Bruno Retailleau soulève l'idée d'une nouvelle loi pénalisant "l'islam politique". La gauche au Sénat dénonce une atteinte aux libertés et une vision à géométrie variable de la laïcité. Le débat promet d'être houleux...

Le ministre de l’Intérieur Bruno Retailleau a récemment mis sur la table une proposition explosible visant à lutter contre “l’islam politique” en France. Lors de son discours devant les préfets le 8 octobre, il a évoqué la possibilité d’une “nouvelle incrimination pénale” qui s’adapterait à “la nature et aux stratégies de l’islam politique”. Une idée qui ne fait pas l’unanimité, en particulier à gauche.

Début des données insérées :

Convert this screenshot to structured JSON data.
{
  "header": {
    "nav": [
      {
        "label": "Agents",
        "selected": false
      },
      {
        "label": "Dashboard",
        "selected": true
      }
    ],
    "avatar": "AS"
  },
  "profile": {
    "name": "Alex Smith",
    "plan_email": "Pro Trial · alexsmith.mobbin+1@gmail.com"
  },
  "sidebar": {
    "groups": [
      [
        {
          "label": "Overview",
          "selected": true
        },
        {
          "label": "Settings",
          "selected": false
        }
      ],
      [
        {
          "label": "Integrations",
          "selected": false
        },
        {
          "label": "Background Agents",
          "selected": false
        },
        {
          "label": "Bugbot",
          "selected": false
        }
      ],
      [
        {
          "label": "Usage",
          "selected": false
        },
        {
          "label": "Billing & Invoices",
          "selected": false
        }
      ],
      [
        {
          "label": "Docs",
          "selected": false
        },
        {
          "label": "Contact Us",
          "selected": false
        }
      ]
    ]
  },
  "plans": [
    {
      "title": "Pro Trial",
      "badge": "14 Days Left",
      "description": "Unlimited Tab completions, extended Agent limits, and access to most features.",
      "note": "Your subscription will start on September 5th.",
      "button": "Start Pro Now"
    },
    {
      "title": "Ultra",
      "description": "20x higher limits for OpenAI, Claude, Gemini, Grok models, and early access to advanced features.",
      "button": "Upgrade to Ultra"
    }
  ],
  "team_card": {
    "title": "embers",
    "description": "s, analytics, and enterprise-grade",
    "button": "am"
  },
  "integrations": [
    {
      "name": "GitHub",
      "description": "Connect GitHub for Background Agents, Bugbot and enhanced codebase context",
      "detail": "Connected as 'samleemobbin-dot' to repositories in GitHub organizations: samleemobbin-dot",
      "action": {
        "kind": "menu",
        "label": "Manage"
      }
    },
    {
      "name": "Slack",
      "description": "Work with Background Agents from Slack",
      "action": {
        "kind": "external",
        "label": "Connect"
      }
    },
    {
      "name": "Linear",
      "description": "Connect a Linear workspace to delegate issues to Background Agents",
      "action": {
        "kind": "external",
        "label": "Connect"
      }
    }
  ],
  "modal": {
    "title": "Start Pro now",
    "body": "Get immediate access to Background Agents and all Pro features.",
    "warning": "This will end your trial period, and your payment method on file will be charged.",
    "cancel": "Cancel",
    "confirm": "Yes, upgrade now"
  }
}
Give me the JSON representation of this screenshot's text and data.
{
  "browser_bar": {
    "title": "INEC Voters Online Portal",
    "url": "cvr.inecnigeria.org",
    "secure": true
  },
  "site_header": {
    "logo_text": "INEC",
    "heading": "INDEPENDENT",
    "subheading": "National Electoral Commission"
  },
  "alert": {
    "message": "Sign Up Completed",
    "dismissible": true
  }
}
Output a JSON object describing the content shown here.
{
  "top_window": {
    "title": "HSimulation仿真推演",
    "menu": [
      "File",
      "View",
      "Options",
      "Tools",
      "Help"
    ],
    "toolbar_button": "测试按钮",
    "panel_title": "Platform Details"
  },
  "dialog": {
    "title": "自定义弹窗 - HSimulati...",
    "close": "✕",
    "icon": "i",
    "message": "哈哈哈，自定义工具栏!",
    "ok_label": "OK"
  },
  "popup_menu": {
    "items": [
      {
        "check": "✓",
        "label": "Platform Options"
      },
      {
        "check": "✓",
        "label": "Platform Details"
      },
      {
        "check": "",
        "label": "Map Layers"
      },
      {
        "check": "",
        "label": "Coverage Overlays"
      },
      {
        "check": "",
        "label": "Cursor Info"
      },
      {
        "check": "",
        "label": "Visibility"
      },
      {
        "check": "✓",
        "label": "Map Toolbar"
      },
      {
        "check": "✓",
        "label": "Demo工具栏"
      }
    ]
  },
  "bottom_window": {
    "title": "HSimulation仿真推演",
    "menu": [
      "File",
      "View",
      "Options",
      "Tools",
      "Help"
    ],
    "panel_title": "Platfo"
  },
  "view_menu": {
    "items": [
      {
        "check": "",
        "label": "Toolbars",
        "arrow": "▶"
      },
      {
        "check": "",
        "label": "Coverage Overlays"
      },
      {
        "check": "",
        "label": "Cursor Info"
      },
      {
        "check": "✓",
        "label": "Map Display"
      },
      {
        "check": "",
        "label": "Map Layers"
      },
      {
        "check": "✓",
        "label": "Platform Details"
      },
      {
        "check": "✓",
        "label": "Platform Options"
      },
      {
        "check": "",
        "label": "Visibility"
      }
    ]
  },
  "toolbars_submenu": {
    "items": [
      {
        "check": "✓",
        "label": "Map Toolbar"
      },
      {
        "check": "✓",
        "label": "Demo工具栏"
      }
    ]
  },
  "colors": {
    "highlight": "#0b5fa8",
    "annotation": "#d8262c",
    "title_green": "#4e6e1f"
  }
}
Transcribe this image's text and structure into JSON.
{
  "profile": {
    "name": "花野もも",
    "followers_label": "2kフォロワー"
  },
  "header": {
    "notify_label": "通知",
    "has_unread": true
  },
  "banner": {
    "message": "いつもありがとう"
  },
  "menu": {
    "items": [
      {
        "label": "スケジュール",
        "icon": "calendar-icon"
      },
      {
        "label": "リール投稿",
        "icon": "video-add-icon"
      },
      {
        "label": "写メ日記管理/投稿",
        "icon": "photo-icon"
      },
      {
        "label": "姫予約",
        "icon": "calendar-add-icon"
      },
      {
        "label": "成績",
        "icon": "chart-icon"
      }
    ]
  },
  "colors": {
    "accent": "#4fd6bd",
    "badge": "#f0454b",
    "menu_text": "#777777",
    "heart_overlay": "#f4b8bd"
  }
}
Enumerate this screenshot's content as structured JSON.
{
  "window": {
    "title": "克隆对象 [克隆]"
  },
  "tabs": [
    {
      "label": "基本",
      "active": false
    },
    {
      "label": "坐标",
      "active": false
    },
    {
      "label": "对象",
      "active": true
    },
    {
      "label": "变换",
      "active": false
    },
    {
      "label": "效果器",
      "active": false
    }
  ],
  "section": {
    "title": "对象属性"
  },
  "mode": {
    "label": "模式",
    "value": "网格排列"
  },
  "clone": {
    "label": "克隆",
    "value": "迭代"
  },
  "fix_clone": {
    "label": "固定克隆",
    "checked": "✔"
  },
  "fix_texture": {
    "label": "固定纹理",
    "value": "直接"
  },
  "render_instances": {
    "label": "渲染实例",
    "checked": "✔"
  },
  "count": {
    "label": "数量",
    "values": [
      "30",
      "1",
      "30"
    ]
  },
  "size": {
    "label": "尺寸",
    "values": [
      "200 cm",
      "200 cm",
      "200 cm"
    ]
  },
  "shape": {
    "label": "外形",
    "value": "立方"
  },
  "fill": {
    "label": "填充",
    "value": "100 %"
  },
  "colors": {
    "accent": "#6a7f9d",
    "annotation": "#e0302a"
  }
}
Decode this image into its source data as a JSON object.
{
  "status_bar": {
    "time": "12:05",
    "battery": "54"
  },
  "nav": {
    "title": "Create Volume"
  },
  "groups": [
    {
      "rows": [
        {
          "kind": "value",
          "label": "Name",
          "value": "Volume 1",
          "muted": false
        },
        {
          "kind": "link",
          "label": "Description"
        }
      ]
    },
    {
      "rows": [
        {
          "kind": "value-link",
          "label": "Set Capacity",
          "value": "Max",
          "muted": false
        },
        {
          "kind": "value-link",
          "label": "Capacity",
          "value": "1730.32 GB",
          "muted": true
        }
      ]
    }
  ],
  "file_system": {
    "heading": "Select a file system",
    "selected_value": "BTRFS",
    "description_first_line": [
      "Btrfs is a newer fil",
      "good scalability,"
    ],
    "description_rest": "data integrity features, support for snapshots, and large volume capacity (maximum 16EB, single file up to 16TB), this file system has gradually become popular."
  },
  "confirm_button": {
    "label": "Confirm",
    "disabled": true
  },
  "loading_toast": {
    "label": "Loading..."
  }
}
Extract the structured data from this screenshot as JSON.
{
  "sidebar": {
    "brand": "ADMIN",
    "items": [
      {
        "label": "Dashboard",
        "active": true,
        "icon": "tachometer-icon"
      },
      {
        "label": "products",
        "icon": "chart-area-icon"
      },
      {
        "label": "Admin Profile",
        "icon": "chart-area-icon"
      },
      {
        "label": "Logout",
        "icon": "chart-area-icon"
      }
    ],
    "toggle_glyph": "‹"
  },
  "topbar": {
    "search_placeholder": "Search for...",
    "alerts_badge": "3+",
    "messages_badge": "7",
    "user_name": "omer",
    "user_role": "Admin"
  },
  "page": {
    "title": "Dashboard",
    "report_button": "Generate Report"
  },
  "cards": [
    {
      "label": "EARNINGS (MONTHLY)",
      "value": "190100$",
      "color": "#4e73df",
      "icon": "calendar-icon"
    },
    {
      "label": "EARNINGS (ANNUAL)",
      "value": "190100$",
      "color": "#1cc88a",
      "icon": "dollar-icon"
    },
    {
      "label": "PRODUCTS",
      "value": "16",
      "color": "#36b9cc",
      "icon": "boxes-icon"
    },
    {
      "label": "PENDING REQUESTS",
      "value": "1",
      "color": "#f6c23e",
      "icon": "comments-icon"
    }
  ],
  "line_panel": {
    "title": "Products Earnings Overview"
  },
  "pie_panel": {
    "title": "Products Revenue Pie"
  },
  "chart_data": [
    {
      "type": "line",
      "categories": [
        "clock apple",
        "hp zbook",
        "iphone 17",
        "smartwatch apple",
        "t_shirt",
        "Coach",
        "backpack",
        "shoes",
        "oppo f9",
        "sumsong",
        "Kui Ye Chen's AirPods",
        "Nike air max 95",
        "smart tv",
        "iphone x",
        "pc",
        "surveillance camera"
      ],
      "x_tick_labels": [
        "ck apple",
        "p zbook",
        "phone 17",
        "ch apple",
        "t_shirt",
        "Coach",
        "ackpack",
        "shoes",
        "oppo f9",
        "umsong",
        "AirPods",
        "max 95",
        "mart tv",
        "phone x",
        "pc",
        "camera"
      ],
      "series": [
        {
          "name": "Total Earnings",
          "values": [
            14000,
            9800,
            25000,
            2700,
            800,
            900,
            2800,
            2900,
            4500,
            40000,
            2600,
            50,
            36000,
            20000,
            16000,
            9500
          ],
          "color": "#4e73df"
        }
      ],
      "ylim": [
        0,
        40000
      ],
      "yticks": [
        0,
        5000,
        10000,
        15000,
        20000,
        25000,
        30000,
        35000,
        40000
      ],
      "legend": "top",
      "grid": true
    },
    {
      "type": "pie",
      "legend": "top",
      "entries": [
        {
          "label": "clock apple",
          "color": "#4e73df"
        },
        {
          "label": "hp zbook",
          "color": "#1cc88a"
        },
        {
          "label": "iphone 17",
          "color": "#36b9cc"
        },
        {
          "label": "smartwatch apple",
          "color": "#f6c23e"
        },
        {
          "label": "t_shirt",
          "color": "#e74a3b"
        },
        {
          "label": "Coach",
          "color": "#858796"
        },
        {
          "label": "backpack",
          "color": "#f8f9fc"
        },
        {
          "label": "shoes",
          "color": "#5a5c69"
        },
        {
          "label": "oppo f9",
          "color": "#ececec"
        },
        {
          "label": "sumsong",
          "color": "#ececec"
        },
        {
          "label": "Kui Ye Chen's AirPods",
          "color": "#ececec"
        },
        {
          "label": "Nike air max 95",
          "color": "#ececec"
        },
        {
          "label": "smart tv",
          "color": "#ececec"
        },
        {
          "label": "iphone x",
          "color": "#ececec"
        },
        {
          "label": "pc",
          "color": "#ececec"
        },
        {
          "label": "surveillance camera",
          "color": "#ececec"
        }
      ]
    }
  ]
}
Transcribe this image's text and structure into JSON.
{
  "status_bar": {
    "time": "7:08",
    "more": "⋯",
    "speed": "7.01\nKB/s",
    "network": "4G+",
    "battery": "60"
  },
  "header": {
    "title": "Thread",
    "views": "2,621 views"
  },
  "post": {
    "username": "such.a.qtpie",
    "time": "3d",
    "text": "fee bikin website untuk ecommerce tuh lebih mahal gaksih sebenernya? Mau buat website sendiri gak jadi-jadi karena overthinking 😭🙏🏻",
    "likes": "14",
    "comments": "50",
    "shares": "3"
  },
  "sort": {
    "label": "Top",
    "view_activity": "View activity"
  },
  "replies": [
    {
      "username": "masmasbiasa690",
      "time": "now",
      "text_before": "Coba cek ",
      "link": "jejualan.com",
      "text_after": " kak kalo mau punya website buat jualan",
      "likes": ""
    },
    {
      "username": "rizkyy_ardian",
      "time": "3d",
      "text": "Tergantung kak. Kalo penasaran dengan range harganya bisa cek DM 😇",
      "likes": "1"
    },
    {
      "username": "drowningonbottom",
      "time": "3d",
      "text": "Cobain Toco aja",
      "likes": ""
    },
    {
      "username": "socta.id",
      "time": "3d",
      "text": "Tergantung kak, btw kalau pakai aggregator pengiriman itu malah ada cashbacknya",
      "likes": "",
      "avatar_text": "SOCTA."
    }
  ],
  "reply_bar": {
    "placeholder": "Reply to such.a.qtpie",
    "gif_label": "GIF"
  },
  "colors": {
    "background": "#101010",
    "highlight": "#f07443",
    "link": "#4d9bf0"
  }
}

L’islam politique dans le viseur du gouvernement

Selon Bruno Retailleau, les informations dont dispose le gouvernement témoignent d’une “mutation progressive de la menace”. Il distingue le “séparatisme”, qui cherche à constituer des “contre-sociétés islamistes”, et “l’entrisme”, une stratégie d’influence plus discrète visant à “frériser” ou “hallaliser” la société “par petites touches”. Face à cet “islamisme à bas bruit”, dans lequel excellerait notamment la mouvance des Frères musulmans, l’État devrait franchir une nouvelle étape, juge le ministre.

Une “piste de travail” qui interroge sur la liberté de pensée

Interrogé dans les colonnes du Parisien, Bruno Retailleau précise que cette nouvelle incrimination pénale est pour l’instant une “piste de travail”. Mais elle soulève déjà des questions sur les limites de la liberté de pensée. Le ministre balaie l’objection en affirmant que “la pensée est libre, mais les valeurs de la République ne sont pas négociables”. Une position qui ne convainc pas l’opposition de gauche au Sénat.

“Il y a déjà plein d’outils dans le droit existant”

Pour la sénatrice PS Corinne Narassiguin, cette proposition manque de clarté juridique et risque de piétiner les libertés religieuses. Elle pointe du doigt une “vision à géométrie variable” de la laïcité chez Bruno Retailleau :

Quand il s’agit de crèches catholiques, il n’est pas aussi intransigeant. Il faut faire attention aussi, quand on commence à interpréter la laïcité différemment, selon la religion, on risque de piétiner les libertés religieuses pour toutes les religions.

– Corinne Narassiguin, sénatrice PS

La sénatrice souligne par ailleurs qu’il “y a déjà plein d’outils dans le droit existant” pour lutter contre l’islamisme. “Ce n’est pas la peine de faire de l’agitation avec une nouvelle loi”, tranche-t-elle, accusant le ministre de prendre “ses obsessions pour des réalités”.

La droite sénatoriale sur la même ligne que Retailleau

Sans surprise, le groupe Les Républicains au Sénat, que Bruno Retailleau a présidé, soutient l’idée d’une nouvelle incrimination pénale ciblant l’islam politique. Un soutien partagé, avec quelques nuances, par la centriste Nathalie Goulet, experte des questions de financement du terrorisme. Elle partage le constat du ministre sur le fond, mais tempère sur la nécessité d’une nouvelle loi.

L’écologie demande des chiffres pour “faire la part entre fantasme et réalité”

Chez les écologistes, on s’interroge sur l’ampleur réelle du phénomène dénoncé par le ministre de l’Intérieur. Le sénateur Guy Benarroche estime qu’il faudrait d’abord “savoir de quoi on parle, d’un point de vue quantitatif, pour faire la part entre fantasme et réalité”. Une façon de suggérer que la menace de “l’islam politique” pourrait être surestimée, voire instrumentalisée à des fins politiques.

Si la proposition de Bruno Retailleau devait se concrétiser, nul doute qu’elle susciterait un vif débat sur les équilibres délicats entre sécurité, laïcité et libertés. Un débat qui pourrait s’inviter dans la prochaine campagne présidentielle, le ministre de l’Intérieur étant pressenti pour porter les couleurs de la droite en 2027. D’ici là, sa “piste de travail” promet de faire couler beaucoup d’encre et de salive dans le monde politique.